Last year, a bunch of old and some not-so-old codgers got together in the Olympic Pavilion to record the club song for posterity. (Here is the Club Song.) To mark the occasion, one of those members present at the first appearance of the song, Mike Williams, relates the birth of a tradition.
“By memory, this became the Club song about 1960 when a group of us standing in the bar at the new clubhouse at Horsenden Hill – I believe on a Sunday lunchtime – started to sing and individuals were asked to sing a song in turn.”
“Definitely there were Gerry Finch, Grant Brendon, Doug Barge, Jumbo Harrall, Mike Williams, John Tye and George Hopkins. I also think Ray Cusden, David Inwood and George Prichenfried were there.”
“When it came to George Hopkins’s turn, he said he didn’t know any songs. (He was a scout master and a quite useful big prop but was one of the quieter members of the 1st XV.) However, in the end he was persuaded to sing and came out with the now classic ‘In the Evening’.”
“Over the next few months, this was sung more often till eventually it became the club song.”
“Willie Williams was in the Army at the time and stationed in either Singapore or Paris. When he returned to the UK a couple of years later the song was already established, but he and the ‘Welsh’ contingent brought in the harmonies and the descants.”
Further note from Michael Jackson.
“I read Mike Williams story of the origins of The Club’s song with some interest, since it was George Hopkins who introduced me to Ealing in 1961.
He and his wife Iris were the Cub Scout Leaders with 23rd Ealing West Twyford Group, of which I was a member at the time, and in fact took over from them a few years later. He lived in Twyford Abbey Road, with his parents, before he got married to Iris, just around the corner from myself.
George’s father, also called George, worked at Guinness, as did my father, and they both belonged to the Bowls Club for many years.
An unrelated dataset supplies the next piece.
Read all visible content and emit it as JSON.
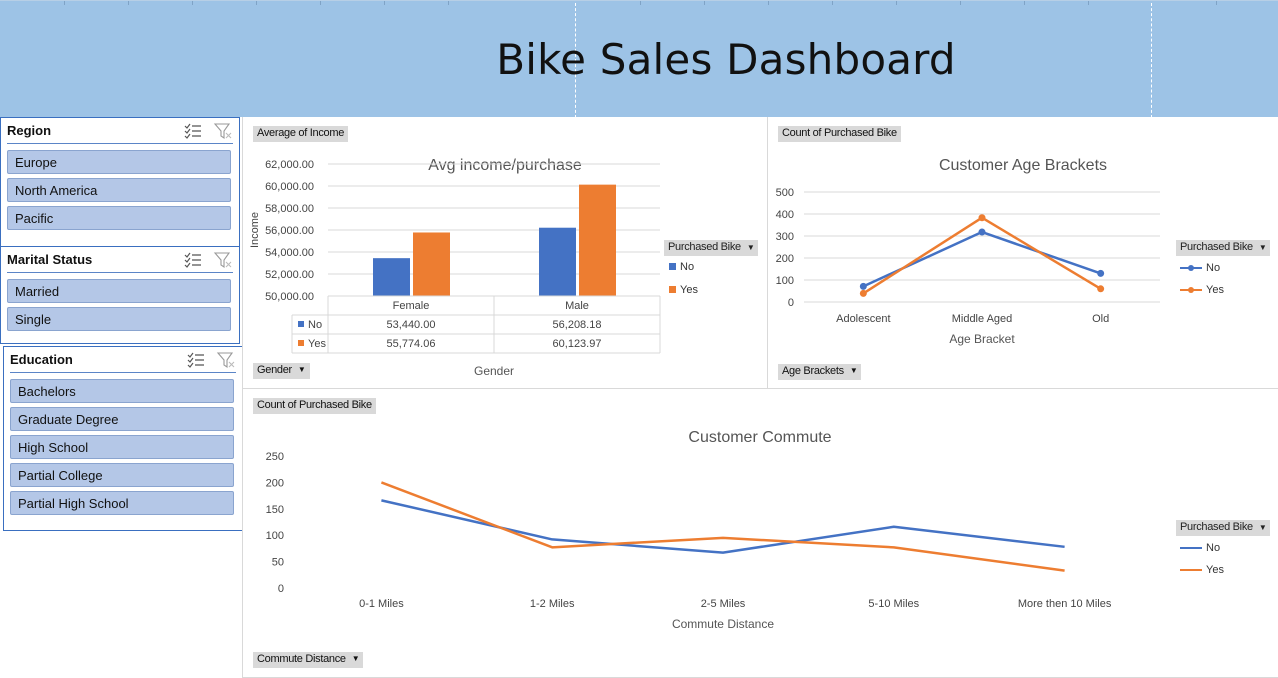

It was a very convivial group and a great deal of “the black stuff” was consumed after the game and sometimes during, although in those days it was bottled Guinness, a stronger brew, and at a better temperature.
Any way the point of my story is, that I can quite clearly remember George Hopkins Senior singing the Club Song on a number of occasions, sometime before 1960.
Where it came from originally I have no idea.
Sadly I don’t know of George’s whereabouts now, but if I do track him down I will ask if he has any more information.